I did forget to mention the memory model issues. Signals are always in system fine grain memory so can be system scope acq/rel from within a kernel. Coarse grain memory can't do system scope acq/rel from a kernel (any system scope acq/rel fence you write in a kernel is weakened to agent scope for coarse grain allocations). The only data you can acq/rel within a kernel is data that has been placed in a fine grain allocation.

This isn't to say that we shouldn't add signal wait APIs. Just that using them correctly requires being rather careful with a lot of low level details that most language layers abstract away.

skeelyamd avatar May 28 '19 22:05 skeelyamd

Thanks for your quick replies @skeelyamd, @b-sumner. I am currently working on a prototype for a stream processing engine (like Apache Flink). The goal is to place certain operators on the CPU while others on the GPU. In particular I want to use iGPUS (e.g., Raven) as accelerator for certain operations. Data items are passed between those operators via queues and I want to use signals for announcing new data. The advantage of signals would be that I do not have to explicitly schedule a kernel if new data is available, but launch the kernel once and let it wait for new data via signal. Since I focus on iGPUs, the memory regions accessed will always be fine grained. Further, I could assure that the GPU always waits for stores from the CPU and vice versa.

However, in an earlier version, I wrote the GPU operations directly in HSAIL (which provides a signal wait operation) and used the (closed source) finalizer to compile the code. This worked for Kaveri APUs, but since the finalizer was removed from the ROCm stack I tried to port my implementations to OpenCL using HSA extensions and built-ins. From this perspective, I thought it would be relatively easy to provide such an operation in the device libs.

koerberm avatar May 29 '19 07:05 koerberm

If I understand correctly, after finishing the current batch of work, your kernel would

work-group-barrier
if ID == 0
    wait-for-signal
work-group-barrier

Is this correct?

For the time being, would you be OK with implementing your wait-for-signal as

while true
    value = __ockl_signal_load(sig, memorder);
    if value indicates ready
        break
    __builtin_amdgcn_s_sleep(1)

b-sumner avatar May 29 '19 19:05 b-sumner

Hi @b-sumner

this is fine by me for now. The results I achieve with this method look promising. However, it would be good to know if you plan to extend the signal support in the future. Are there any plans to bring this feature to the library?

koerberm avatar May 31 '19 12:05 koerberm

The priority for this is low currently and there are plenty of other things to do. The implementation itself appears relatively straightforward, but a thorough set of tests that give high confidence in proper operation in most circumstances is required.

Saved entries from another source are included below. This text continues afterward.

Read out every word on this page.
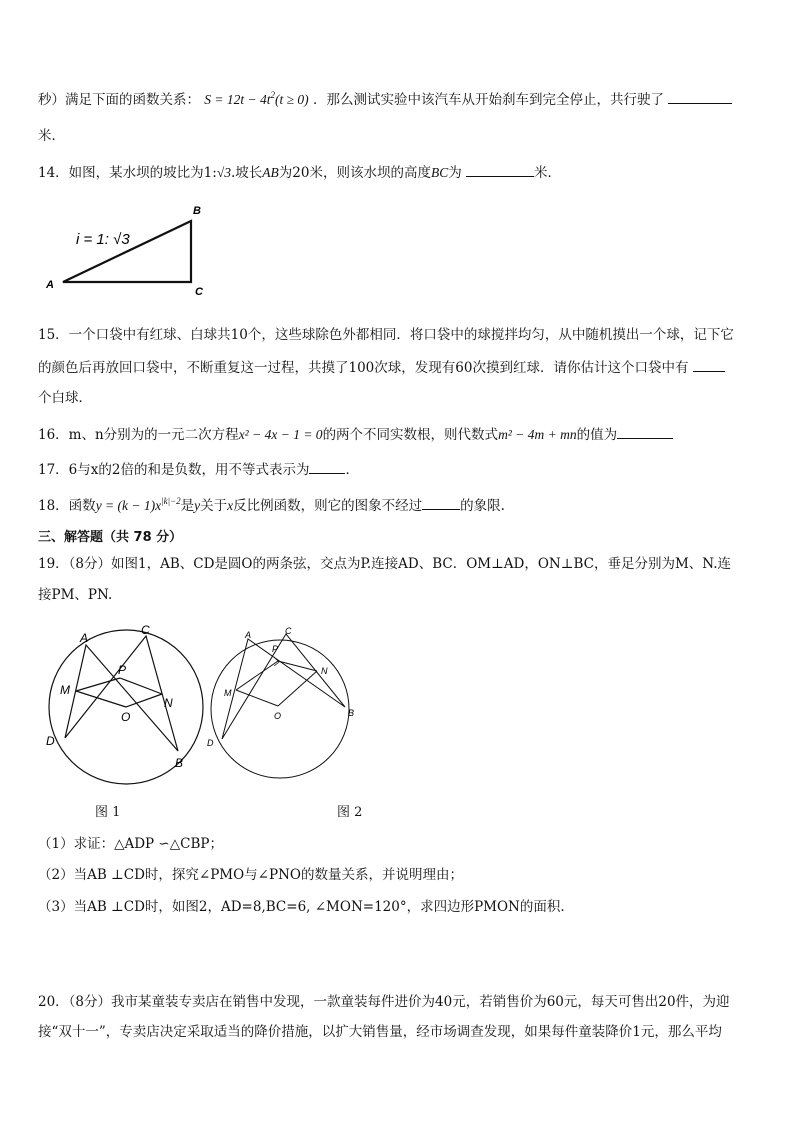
秒）满足下面的函数关系： $S = 12t - 4t^2(t \ge 0)$ ．那么测试实验中该汽车从开始刹车到完全停止，共行驶了
米．
14．如图，某水坝的坡比为1:√3.坡长AB为20米，则该水坝的高度BC为	米．
i = 1: √3
A
B
C
15．一个口袋中有红球、白球共10个，这些球除色外都相同．将口袋中的球搅拌均匀，从中随机摸出一个球，记下它
的颜色后再放回口袋中，不断重复这一过程，共摸了100次球，发现有60次摸到红球．请你估计这个口袋中有
个白球．
16．m、n分别为的一元二次方程x² − 4x − 1 = 0的两个不同实数根，则代数式m² − 4m + mn的值为
17．6与x的2倍的和是负数，用不等式表示为	．
18．函数$y = (k - 1)x^{|k|-2}$是y关于x反比例函数，则它的图象不经过	的象限.
三、解答题（共 78 分）
19．（8分）如图1，AB、CD是圆O的两条弦，交点为P.连接AD、BC．OM⊥AD，ON⊥BC，垂足分别为M、N.连
接PM、PN.
A
C
P
M
O
N
D
B
A	C
P
M
O
N
D
B
图 1	图 2
（1）求证：△ADP ∽△CBP；
（2）当AB ⊥CD时，探究∠PMO与∠PNO的数量关系，并说明理由；
（3）当AB ⊥CD时，如图2，AD=8,BC=6, ∠MON=120°，求四边形PMON的面积.
20．（8分）我市某童装专卖店在销售中发现，一款童装每件进价为40元，若销售价为60元，每天可售出20件，为迎
接“双十一”，专卖店决定采取适当的降价措施，以扩大销售量，经市场调查发现，如果每件童装降价1元，那么平均
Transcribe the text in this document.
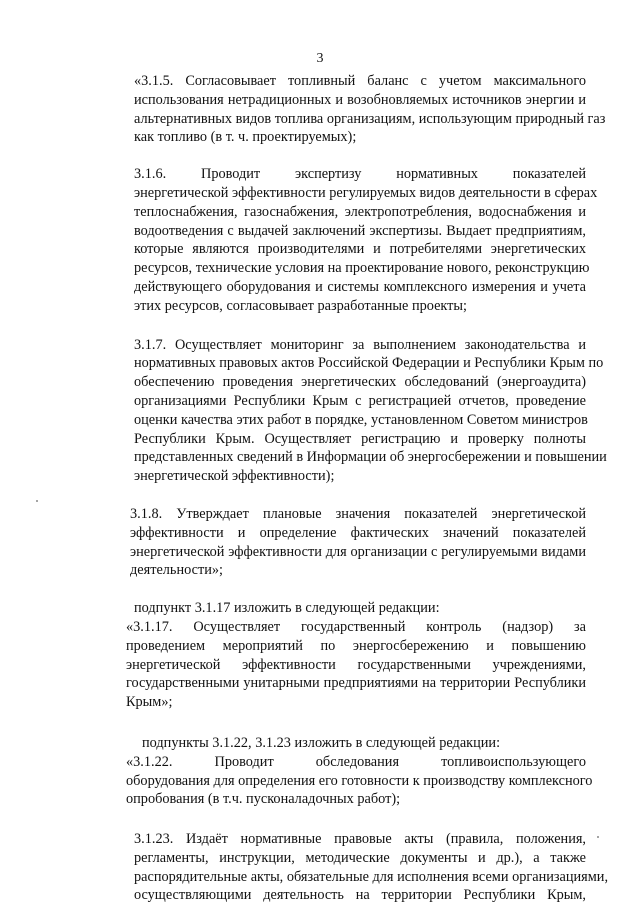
3

«3.1.5. Согласовывает топливный баланс с учетом максимального
использования нетрадиционных и возобновляемых источников энергии и
альтернативных видов топлива организациям, использующим природный газ
как топливо (в т. ч. проектируемых);

3.1.6. Проводит экспертизу нормативных показателей
энергетической эффективности регулируемых видов деятельности в сферах
теплоснабжения, газоснабжения, электропотребления, водоснабжения и
водоотведения с выдачей заключений экспертизы. Выдает предприятиям,
которые являются производителями и потребителями энергетических
ресурсов, технические условия на проектирование нового, реконструкцию
действующего оборудования и системы комплексного измерения и учета
этих ресурсов, согласовывает разработанные проекты;

3.1.7. Осуществляет мониторинг за выполнением законодательства и
нормативных правовых актов Российской Федерации и Республики Крым по
обеспечению проведения энергетических обследований (энергоаудита)
организациями Республики Крым с регистрацией отчетов, проведение
оценки качества этих работ в порядке, установленном Советом министров
Республики Крым. Осуществляет регистрацию и проверку полноты
представленных сведений в Информации об энергосбережении и повышении
энергетической эффективности);

3.1.8. Утверждает плановые значения показателей энергетической
эффективности и определение фактических значений показателей
энергетической эффективности для организации с регулируемыми видами
деятельности»;

подпункт 3.1.17 изложить в следующей редакции:

«3.1.17. Осуществляет государственный контроль (надзор) за
проведением мероприятий по энергосбережению и повышению
энергетической эффективности государственными учреждениями,
государственными унитарными предприятиями на территории Республики
Крым»;

подпункты 3.1.22, 3.1.23 изложить в следующей редакции:

«3.1.22. Проводит обследования топливоиспользующего
оборудования для определения его готовности к производству комплексного
опробования (в т.ч. пусконаладочных работ);

3.1.23. Издаёт нормативные правовые акты (правила, положения,
регламенты, инструкции, методические документы и др.), а также
распорядительные акты, обязательные для исполнения всеми организациями,
осуществляющими деятельность на территории Республики Крым,
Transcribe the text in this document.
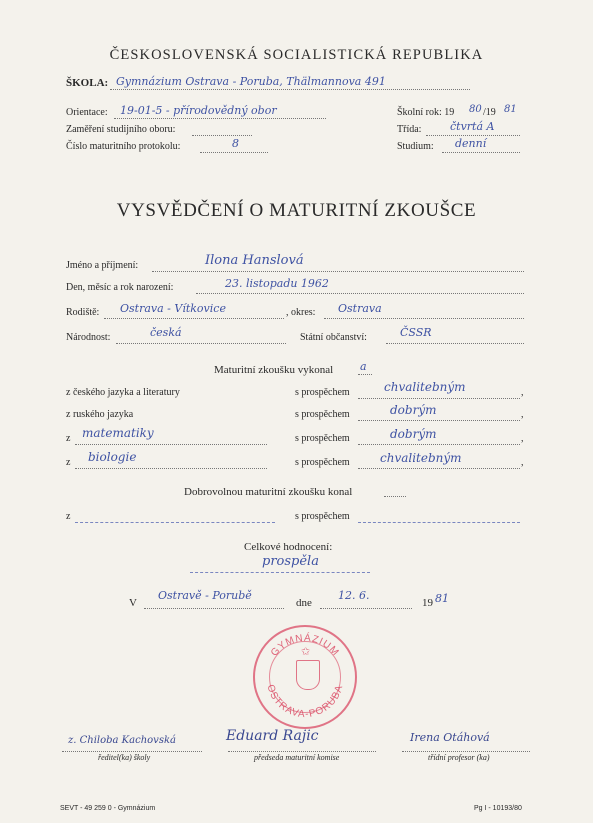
ČESKOSLOVENSKÁ SOCIALISTICKÁ REPUBLIKA
ŠKOLA: Gymnázium Ostrava - Poruba, Thälmannova 491
Orientace: 19-01-5 - přírodovědný obor
Zaměření studijního oboru:
Číslo maturitního protokolu:	8
Školní rok: 19 80 /19 81
Třída:	čtvrtá A
Studium: denní
VYSVĚDČENÍ O MATURITNÍ ZKOUŠCE
Jméno a příjmení:	Ilona Hanslová
Den, měsíc a rok narození:	23. listopadu 1962
Rodiště: Ostrava - Vítkovice	, okres: Ostrava
Národnost:	česká	Státní občanství:	ČSSR
Maturitní zkoušku vykonal a
z českého jazyka a literatury	s prospěchem	chvalitebným	,
z ruského jazyka	s prospěchem	dobrým	,
z matematiky	s prospěchem	dobrým	,
z biologie	s prospěchem	chvalitebným	,
Dobrovolnou maturitní zkoušku konal
z	s prospěchem
Celkové hodnocení:
prospěla
V
Ostravě - Porubě
dne
12. 6.
19 81
GYMNÁZIUM
OSTRAVA-PORUBA
✩
z. Chiloba Kachovská
ředitel(ka) školy
Eduard Rajic
předseda maturitní komise
Irena Otáhová
třídní profesor (ka)
SEVT - 49 259 0 - Gymnázium	Pg I - 10193/80
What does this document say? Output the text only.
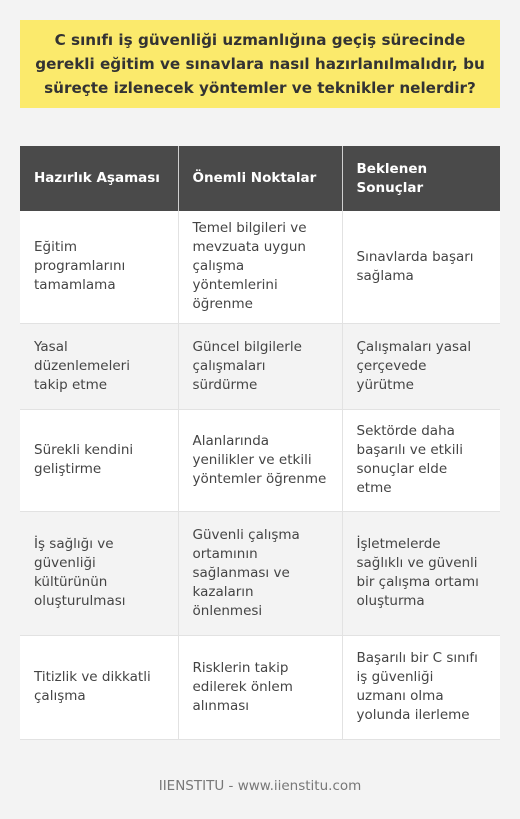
C sınıfı iş güvenliği uzmanlığına geçiş sürecinde gerekli eğitim ve sınavlara nasıl hazırlanılmalıdır, bu süreçte izlenecek yöntemler ve teknikler nelerdir?
Hazırlık Aşaması	Önemli Noktalar	Beklenen Sonuçlar
Eğitim programlarını tamamlama	Temel bilgileri ve mevzuata uygun çalışma yöntemlerini öğrenme	Sınavlarda başarı sağlama
Yasal düzenlemeleri takip etme	Güncel bilgilerle çalışmaları sürdürme	Çalışmaları yasal çerçevede yürütme
Sürekli kendini geliştirme	Alanlarında yenilikler ve etkili yöntemler öğrenme	Sektörde daha başarılı ve etkili sonuçlar elde etme
İş sağlığı ve güvenliği kültürünün oluşturulması	Güvenli çalışma ortamının sağlanması ve kazaların önlenmesi	İşletmelerde sağlıklı ve güvenli bir çalışma ortamı oluşturma
Titizlik ve dikkatli çalışma	Risklerin takip edilerek önlem alınması	Başarılı bir C sınıfı iş güvenliği uzmanı olma yolunda ilerleme
IIENSTITU - www.iienstitu.com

b-sumner avatar May 31 '19 14:05 b-sumner

Follow-up question on this topic: how does one efficiently wait on a host-written signal from the device? Currently, a sleep-check loop causes such high GPU utilization that subsequent hsa_executable_freeze calls hang (at least on my gfx902 APU), even when sleeping at the longest sleep duration. Is it possible to listen for a host-initiated interrupt on the device? Or is there some other way to implement a more efficient wait loop?

jpsamaroo avatar Mar 16 '22 20:03 jpsamaroo

Are you sure it is hanging because of high load? Does it even see the signal the host is posting?

b-sumner avatar Mar 16 '22 21:03 b-sumner

@b-sumner yes, and it isn't just hsa_executable_freeze; the progress of kernels submitted (on the same queue) after the high-load kernel has started can basically just come to a halt. I've confirmed that the high-load task is reading the signals correctly (and reordering the high-load kernel to execute after the signals have already been written works fine), and that writing of signals work properly (they're just kernel completion signals anyway).

jpsamaroo avatar Mar 18 '22 14:03 jpsamaroo

There continue to be no plans to wait for HSA signals from device code. Given the age of this issue and the availability of workarounds, I will close this.